Shortly after receiving his award, he and his unit were sent to England and Scotland for two years of extensive training. The days flew by and finally it was here – June 6, 1944, D-Day, Normandy. Every soldier received a new uniform and three days rations before the great endeavor. Frank, now a Technical Sergeant, and his unit were loaded aboard some of the first Higgins Boats to go across the English Channel. Even though it suffered many casualties during the landings, the unit pushed forward, giving aid to the Army Rangers at Point-du-Hoc.
Medal of Honor
Two days later on June 8, the soldiers were advancing on German held defenses at Grandcampe, France, when heavy machine gun fire halted their efforts. Frank took it upon himself to advance toward the enemy fortification. Without thinking about the impending consequences, he leaped into the trench and courageously attacked a squad of riflemen, capturing three and killing eight.
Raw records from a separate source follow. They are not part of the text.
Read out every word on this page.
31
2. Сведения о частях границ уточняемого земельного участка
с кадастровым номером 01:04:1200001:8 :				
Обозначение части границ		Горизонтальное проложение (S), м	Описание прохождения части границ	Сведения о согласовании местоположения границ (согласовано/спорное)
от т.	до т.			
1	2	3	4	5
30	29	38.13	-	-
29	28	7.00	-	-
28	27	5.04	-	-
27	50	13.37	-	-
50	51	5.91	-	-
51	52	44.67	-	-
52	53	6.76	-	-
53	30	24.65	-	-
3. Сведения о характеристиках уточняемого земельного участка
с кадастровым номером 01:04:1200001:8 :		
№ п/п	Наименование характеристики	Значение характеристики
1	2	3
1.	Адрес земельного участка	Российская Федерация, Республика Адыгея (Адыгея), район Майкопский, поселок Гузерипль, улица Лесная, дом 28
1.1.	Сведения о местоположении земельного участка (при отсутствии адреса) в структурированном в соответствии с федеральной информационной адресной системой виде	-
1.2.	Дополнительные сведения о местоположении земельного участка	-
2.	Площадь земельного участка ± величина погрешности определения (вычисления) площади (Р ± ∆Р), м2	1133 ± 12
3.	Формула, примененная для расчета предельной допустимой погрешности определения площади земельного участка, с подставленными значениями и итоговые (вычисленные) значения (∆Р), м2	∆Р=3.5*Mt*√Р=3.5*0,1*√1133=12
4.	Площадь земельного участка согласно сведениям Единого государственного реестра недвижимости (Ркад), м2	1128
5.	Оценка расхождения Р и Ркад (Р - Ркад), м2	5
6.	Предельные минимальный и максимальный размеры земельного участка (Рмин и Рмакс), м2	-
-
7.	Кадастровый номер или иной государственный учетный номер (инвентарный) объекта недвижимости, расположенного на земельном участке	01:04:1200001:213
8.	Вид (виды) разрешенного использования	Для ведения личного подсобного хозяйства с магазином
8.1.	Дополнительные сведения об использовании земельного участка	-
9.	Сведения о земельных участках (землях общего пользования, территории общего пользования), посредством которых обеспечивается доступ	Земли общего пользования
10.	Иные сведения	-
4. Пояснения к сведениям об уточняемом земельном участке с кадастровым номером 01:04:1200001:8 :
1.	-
Pushing onward in the trench, he single-handedly captured 32 more enemy riflemen and machine gunners, allowing his battalion to advance and secure the position. For his extraordinary gallantry, Frank was awarded the Medal of Honor, but he never received it while alive. A few days later, Frank was killed while fighting in the hedgerows.
We honor these men and women who gave their all for our nation. Frank’s story of heroism will forever be remembered at the Virginia War Memorial.